My attempt is to rewrite the recursive relation as $x_{n+1}\leq a(\sqrt{x_n}+\frac{b}{2a})^2 + \frac{4ac-b^2}{4a}$. Since $\sqrt{x^2+y^2} \leq x + y$ for any $x,y\geq0$, we have $\sqrt{x_{n+1}}\leq \sqrt{a}(\sqrt{x_n}+\frac{b}{2a}) + \sqrt{\frac{4ac-b2}{4a}}$. Then we can easily derive the upper bound of $\sqrt{x_n}$ and thus $x_n$.
Is there a better way to get an upper bound of $x_n$? I think the usage of $\sqrt{x^2+y^2}\leq x+y$ is too loose. Thanks!

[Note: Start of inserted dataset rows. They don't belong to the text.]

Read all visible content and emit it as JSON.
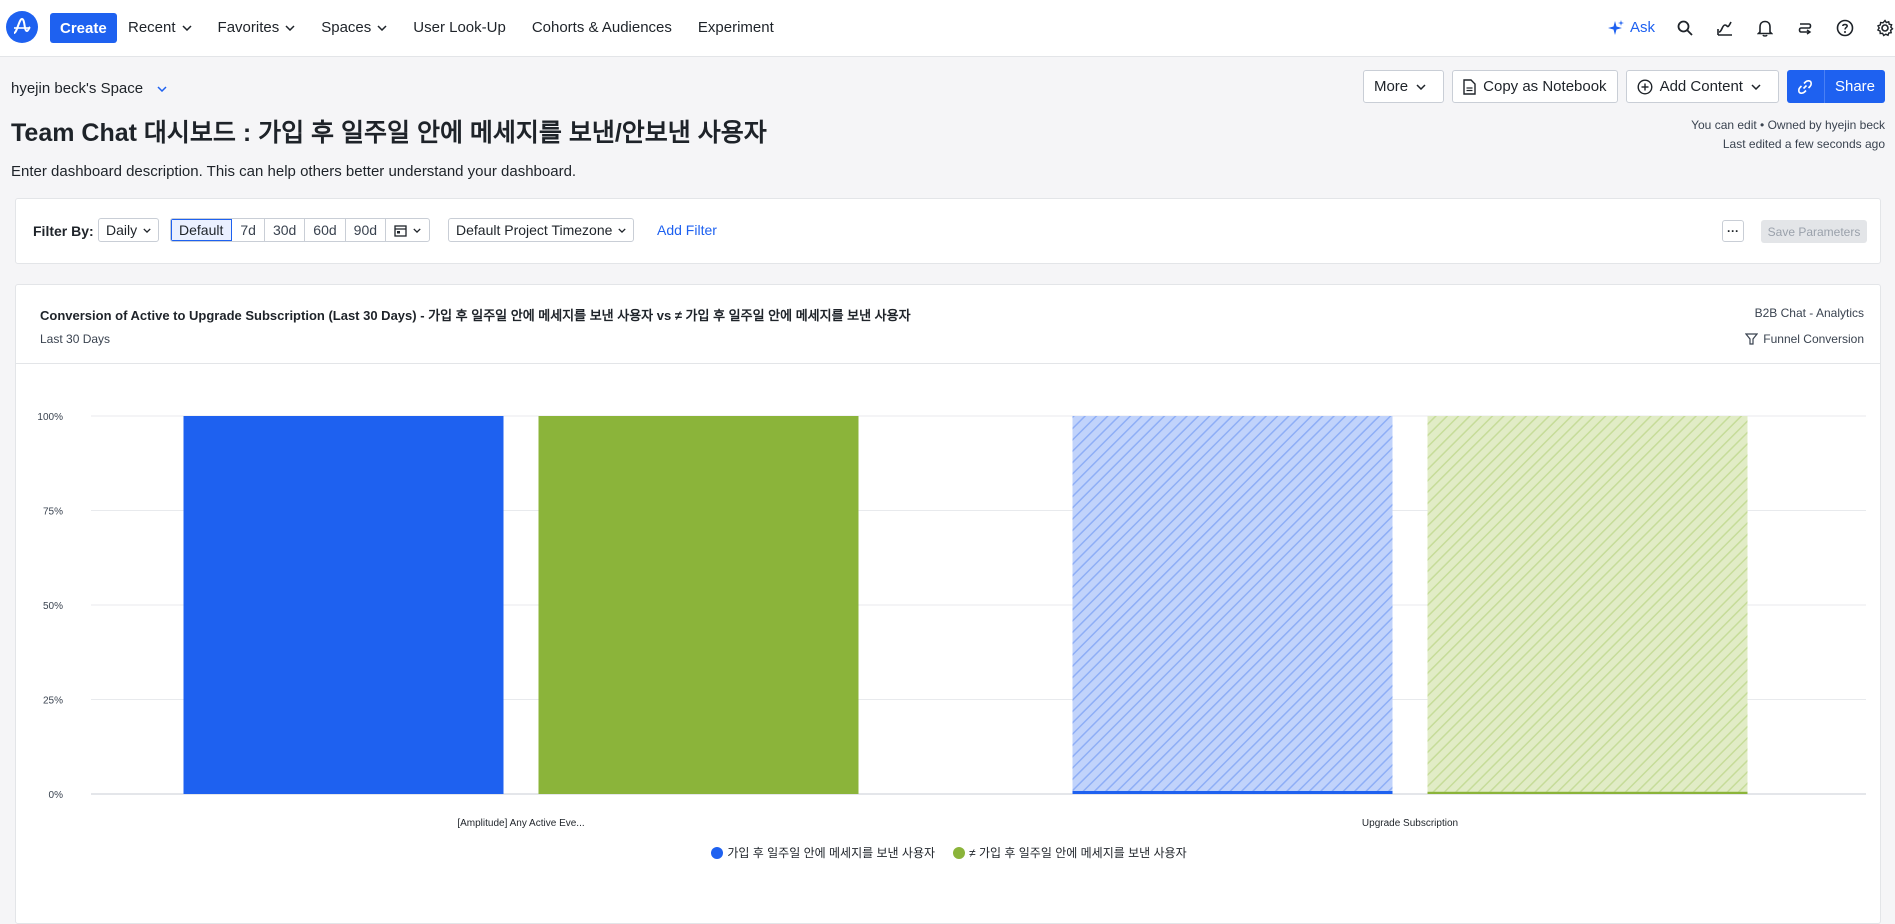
{
  "nav": {
    "create": "Create",
    "items": [
      {
        "label": "Recent",
        "chevron": true
      },
      {
        "label": "Favorites",
        "chevron": true
      },
      {
        "label": "Spaces",
        "chevron": true
      },
      {
        "label": "User Look-Up",
        "chevron": false
      },
      {
        "label": "Cohorts & Audiences",
        "chevron": false
      },
      {
        "label": "Experiment",
        "chevron": false
      }
    ],
    "ask": "Ask",
    "right_icons": [
      "search-icon",
      "trend-icon",
      "bell-icon",
      "switch-icon",
      "help-icon",
      "gear-icon"
    ]
  },
  "header": {
    "space": "hyejin beck's Space",
    "title": "Team Chat 대시보드 : 가입 후 일주일 안에 메세지를 보낸/안보낸 사용자",
    "description": "Enter dashboard description. This can help others better understand your dashboard.",
    "more": "More",
    "copy_notebook": "Copy as Notebook",
    "add_content": "Add Content",
    "share": "Share",
    "owner_line": "You can edit • Owned by hyejin beck",
    "edited_line": "Last edited a few seconds ago"
  },
  "filter": {
    "label": "Filter By:",
    "interval": "Daily",
    "ranges": [
      "Default",
      "7d",
      "30d",
      "60d",
      "90d"
    ],
    "active_range": "Default",
    "timezone": "Default Project Timezone",
    "add_filter": "Add Filter",
    "more": "···",
    "save": "Save Parameters"
  },
  "card": {
    "title": "Conversion of Active to Upgrade Subscription (Last 30 Days) - 가입 후 일주일 안에 메세지를 보낸 사용자 vs ≠ 가입 후 일주일 안에 메세지를 보낸 사용자",
    "subtitle": "Last 30 Days",
    "project": "B2B Chat - Analytics",
    "type": "Funnel Conversion"
  },
  "colors": {
    "accent": "#1e61f0",
    "series1": "#1e61f0",
    "series2": "#8bb43a",
    "series1_light": "#c1d3fb",
    "series2_light": "#e1ecc6"
  },
  "chart_data": {
    "type": "bar",
    "categories": [
      "[Amplitude] Any Active Eve...",
      "Upgrade Subscription"
    ],
    "series": [
      {
        "name": "가입 후 일주일 안에 메세지를 보낸 사용자",
        "values": [
          100,
          0.8
        ]
      },
      {
        "name": "≠ 가입 후 일주일 안에 메세지를 보낸 사용자",
        "values": [
          100,
          0.6
        ]
      }
    ],
    "dropoff_hatched": true,
    "y_ticks": [
      "0%",
      "25%",
      "50%",
      "75%",
      "100%"
    ],
    "ylim": [
      0,
      100
    ],
    "grid": true,
    "legend": "bottom-center"
  }
}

We have $$\begin{align} &\iff x_{n+1}\leq a\left(\sqrt{x_n}+\frac{b}{2a}\right)^2 + \frac{4ac-b^2}{4a} \\ &\iff \underbrace{x_{n+1} + \frac{b^2}{4a^2}}_{\text{apply } x^2+y^2 \ge\frac{(x+y)^2}{2}} \leq a\left(\sqrt{x_n}+\frac{b}{2a}\right)^2 + \frac{4ac-b^2}{4a}+\frac{b^2}{4a^2} \\ &\Longrightarrow \frac{1}{2}\left(\sqrt{x_{n+1}}+\frac{b}{2a}\right)^2 \le a\left(\sqrt{x_n}+\frac{b}{2a}\right)^2 + \frac{4ac-b^2}{4a}+\frac{b^2}{4a^2}\\ &\Longrightarrow \left(\sqrt{x_{n+1}}+\frac{b}{2a}\right)^2 \le 2a\left(\sqrt{x_n}+\frac{b}{2a}\right)^2 + \frac{4ac-b^2}{2a}+\frac{b^2}{2a^2} \tag{1} \end{align}$$ Denote $y_n := \left(\sqrt{x_n}+\frac{b}{2a}\right)^2$ and $d:=\frac{4ac-b^2}{2a}+\frac{b^2}{2a^2} $, then $$(1) \iff y_{n+1} \le 2a\cdot y_n + d$$ $$\Longrightarrow y_{n+1} \le 2a\cdot y_n + d \le (2a)^2 \cdot y_{n-1}+d(1+2a) \le...\le (2a)^{n}y_1+d\frac{1-(2a)^n}{1-2a} \tag{2}$$
So, from $(2)$, a tighter bound for $x_n$ would be $$\begin{align}x_n &=\left(\sqrt{y_n}-\frac{b}{2a}\right)^2 \\ &\le \color{red}{\left(\sqrt{(2a)^{n-1}\left(\sqrt{x_1}+\frac{b}{2a}\right)^2+\left(\frac{4ac-b^2}{2a}+\frac{b^2}{2a^2} \right)\frac{1-(2a)^{n-1}}{1-2a}}-\frac{b}{2a}\right)^2}\end{align}$$